Zweig le ayudó todo lo que pudo. Aunque en las cartas se constata era relación, a veces paternalista, en la que Zweig le reclama que se coja cuatro semanas en un centro de desintoxicación, porque es consciente de que el alcohol está minando la vida de Roth.
Conmueve leer esa correspondencia. Emociona imaginar a Zweig escribiendo a Roth, cuando le informa de que está haciendo lo posible, en junio de 1936, y desde Londres, para que uno de los editores de Roth “le pague a usted las 200 libras resultantes de la conclusión del contrato”, esperando que “con eso reconduzca un poco la situación”. En la misma misiva Zweig le explica su estado de creación: “Castellio (Castellio contra Calvino, un enorme libro en defensa de la libertad religiosa) me ha sumido en la desesperación y puesto realmente enfermo”. (…) “Ya no puedo ir a Ginebra, salvo a ver al pastor de la iglesia de Calvino, que ama apasionadamente a Castellio.
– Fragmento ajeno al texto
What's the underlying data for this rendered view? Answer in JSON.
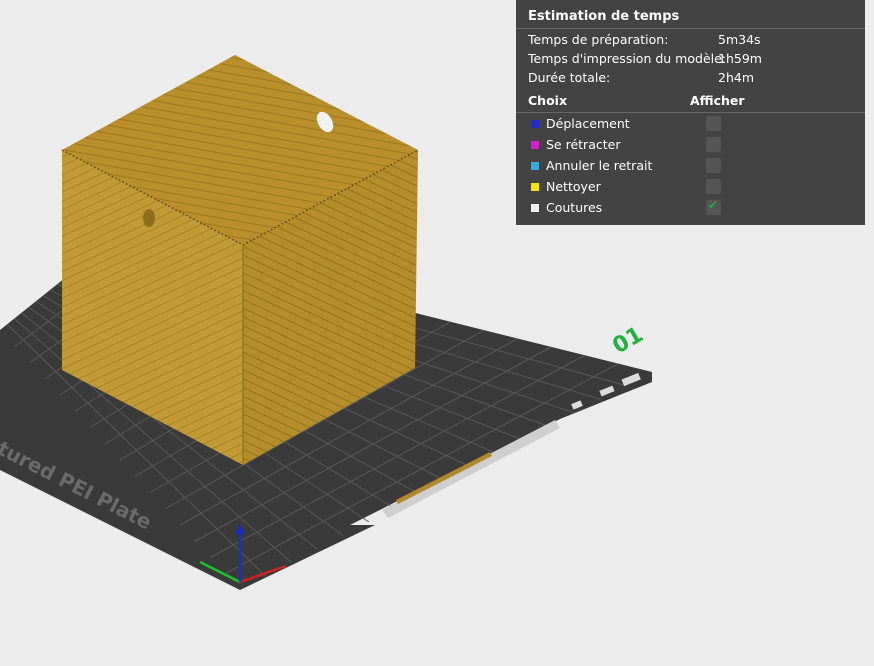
{
  "scene": {
    "plate_label": "tured PEI Plate",
    "plate_number": "01",
    "colors": {
      "background": "#ececec",
      "plate": "#3a3a3a",
      "grid": "#5a5a5a",
      "model_light": "#c19a36",
      "model_dark": "#9c7820",
      "model_top": "#b8902c",
      "axis_x": "#d42020",
      "axis_y": "#22c02a",
      "axis_z": "#1a2fc0",
      "plate_number": "#1fb23a"
    }
  },
  "panel": {
    "title": "Estimation de temps",
    "rows": [
      {
        "label": "Temps de préparation:",
        "value": "5m34s"
      },
      {
        "label": "Temps d'impression du modèle:",
        "value": "1h59m"
      },
      {
        "label": "Durée totale:",
        "value": "2h4m"
      }
    ],
    "col_choice": "Choix",
    "col_show": "Afficher",
    "legend": [
      {
        "label": "Déplacement",
        "color": "#2a2ac8",
        "checked": false
      },
      {
        "label": "Se rétracter",
        "color": "#d21fd2",
        "checked": false
      },
      {
        "label": "Annuler le retrait",
        "color": "#3aa8d8",
        "checked": false
      },
      {
        "label": "Nettoyer",
        "color": "#f2e600",
        "checked": false
      },
      {
        "label": "Coutures",
        "color": "#f0f0f0",
        "checked": true
      }
    ],
    "check_mark": "✔"
  }
}
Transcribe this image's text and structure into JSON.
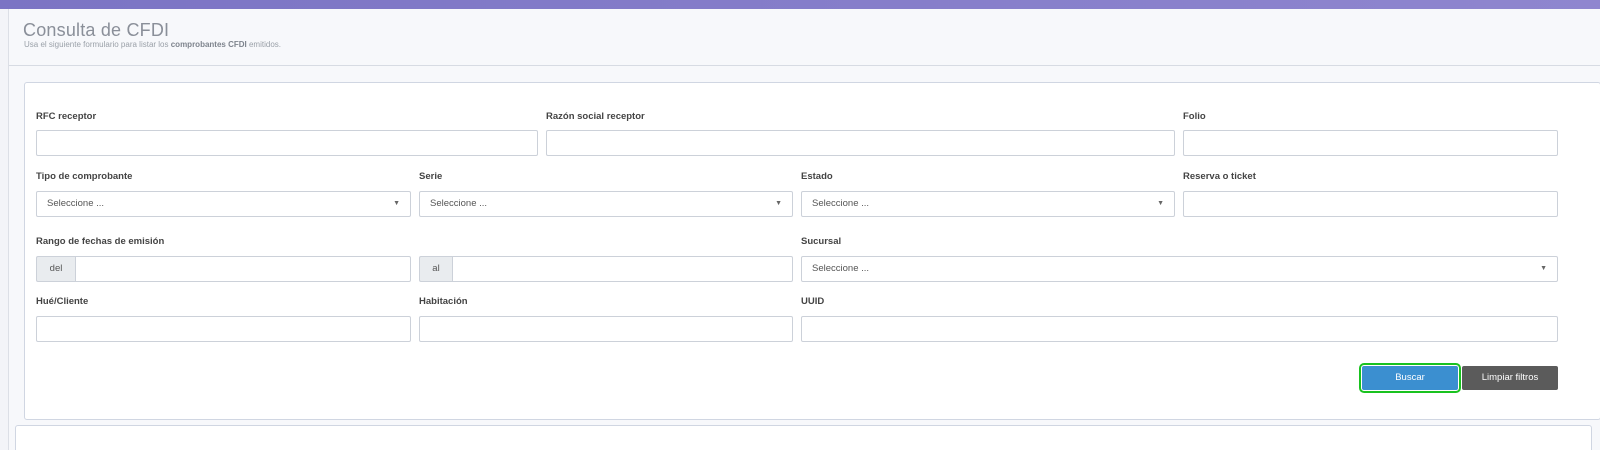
{
  "header": {
    "title": "Consulta de CFDI",
    "subtitle_prefix": "Usa el siguiente formulario para listar los ",
    "subtitle_bold": "comprobantes CFDI",
    "subtitle_suffix": " emitidos."
  },
  "form": {
    "rfc_label": "RFC receptor",
    "rfc_value": "",
    "razon_label": "Razón social receptor",
    "razon_value": "",
    "folio_label": "Folio",
    "folio_value": "",
    "tipo_label": "Tipo de comprobante",
    "tipo_selected": "Seleccione ...",
    "serie_label": "Serie",
    "serie_selected": "Seleccione ...",
    "estado_label": "Estado",
    "estado_selected": "Seleccione ...",
    "reserva_label": "Reserva o ticket",
    "reserva_value": "",
    "rango_label": "Rango de fechas de emisión",
    "del_addon": "del",
    "al_addon": "al",
    "sucursal_label": "Sucursal",
    "sucursal_selected": "Seleccione ...",
    "huesped_label": "Hué/Cliente",
    "huesped_value": "",
    "habitacion_label": "Habitación",
    "habitacion_value": "",
    "uuid_label": "UUID",
    "uuid_value": ""
  },
  "actions": {
    "search_label": "Buscar",
    "clear_label": "Limpiar filtros"
  },
  "colors": {
    "accent_bar": "#7b74c4",
    "primary_button": "#3b8fd0",
    "focus_outline": "#19c21f",
    "secondary_button": "#5b5b5b"
  },
  "icons": {
    "select_caret": "▼"
  }
}
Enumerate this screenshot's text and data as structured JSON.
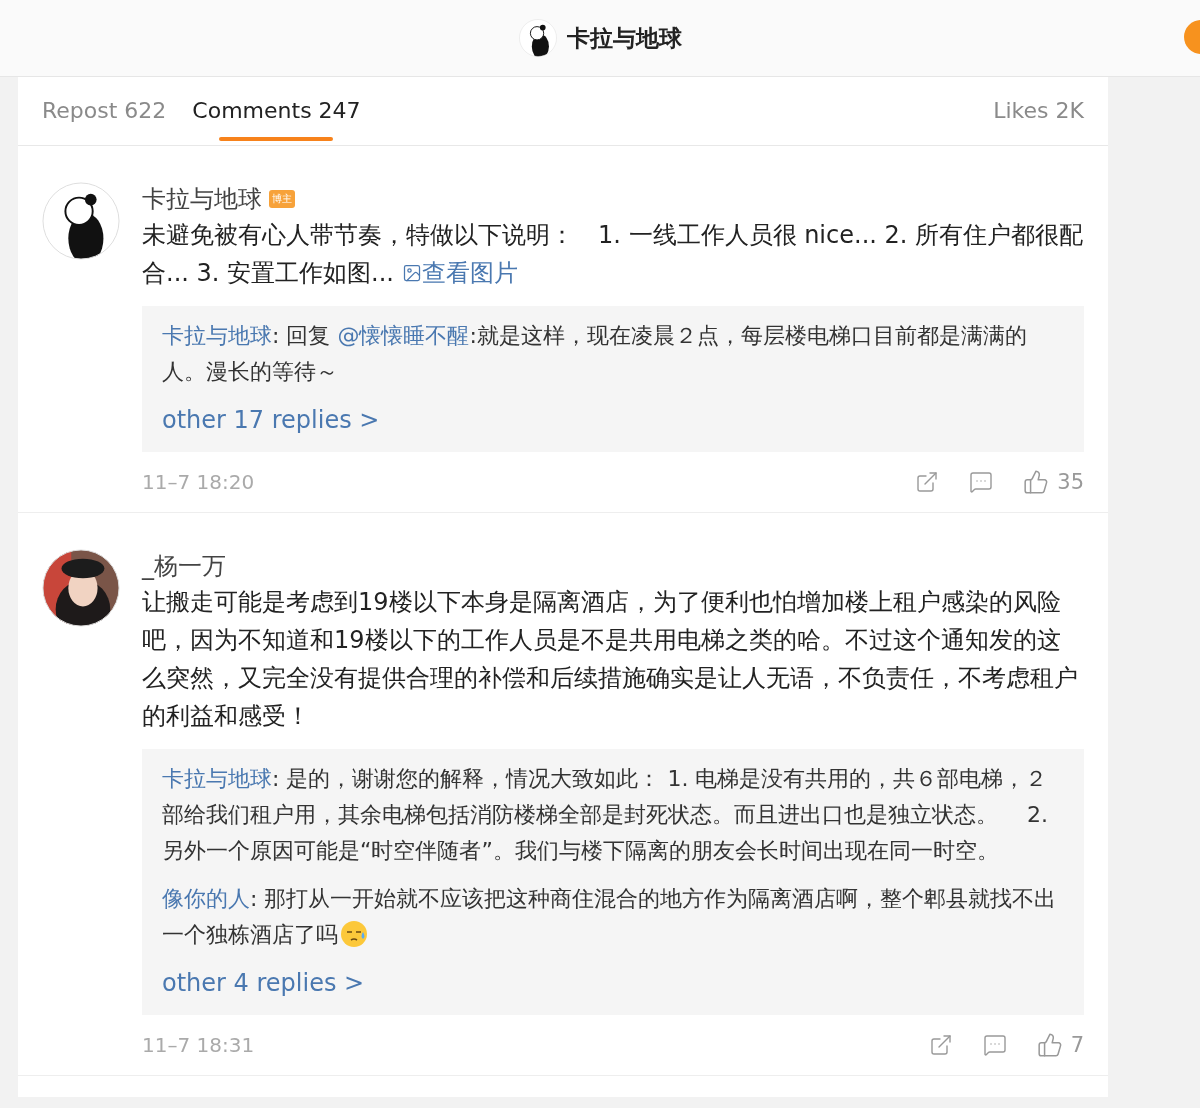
{
  "header": {
    "title": "卡拉与地球"
  },
  "tabs": [
    {
      "label": "Repost 622",
      "selected": false
    },
    {
      "label": "Comments 247",
      "selected": true
    },
    {
      "label": "Likes 2K",
      "selected": false
    }
  ],
  "comments": [
    {
      "author": "卡拉与地球",
      "badge": "博主",
      "kind": "drawing",
      "text": "未避免被有心人带节奏，特做以下说明：　1. 一线工作人员很 nice... 2. 所有住户都很配合... 3. 安置工作如图...",
      "link": "查看图片",
      "replies": [
        {
          "author": "卡拉与地球",
          "kind": "plain",
          "before": ": 回复 ",
          "mention": "@懐懐睡不醒",
          "text": ":就是这样，现在凌晨２点，每层楼电梯口目前都是满满的人。漫长的等待～"
        }
      ],
      "more": "other 17 replies >",
      "time": "11–7 18:20",
      "likes": "35"
    },
    {
      "author": "_杨一万",
      "kind": "photo",
      "text": "让搬走可能是考虑到19楼以下本身是隔离酒店，为了便利也怕增加楼上租户感染的风险吧，因为不知道和19楼以下的工作人员是不是共用电梯之类的哈。不过这个通知发的这么突然，又完全没有提供合理的补偿和后续措施确实是让人无语，不负责任，不考虑租户的利益和感受！",
      "replies": [
        {
          "author": "卡拉与地球",
          "kind": "plain",
          "text": ": 是的，谢谢您的解释，情况大致如此：  1. 电梯是没有共用的，共６部电梯，２部给我们租户用，其余电梯包括消防楼梯全部是封死状态。而且进出口也是独立状态。　 2. 另外一个原因可能是“时空伴随者”。我们与楼下隔离的朋友会长时间出现在同一时空。"
        },
        {
          "author": "像你的人",
          "kind": "emoji",
          "text": ": 那打从一开始就不应该把这种商住混合的地方作为隔离酒店啊，整个郫县就找不出一个独栋酒店了吗"
        }
      ],
      "more": "other 4 replies >",
      "time": "11–7 18:31",
      "likes": "7"
    }
  ]
}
Pero también se sobrevive a esto después de todo”.
Roth murió alcoholizado en París en 1939, justo antes de que pudiera comprobar lo que él mismo había denunciado: el fin de Europa, y la barbarie nazi. Zweig se suicidó en 1942 en Brasil. La Europa que habían conocido ya no existía. Lo que nos queda es una enorme obra literaria, desde artículos periodísticos (Crónicas berlinesas, Minúscula, de Roth), hasta novelas y ensayos. Y sus principios, la honestidad de dos hombres comprometidos con su tiempo.
Tras esas misivas, en las que se habla de literatura, de política o de la cuestión judía, podemos releer con otros ojos a dos de los más grandes escritores europeos.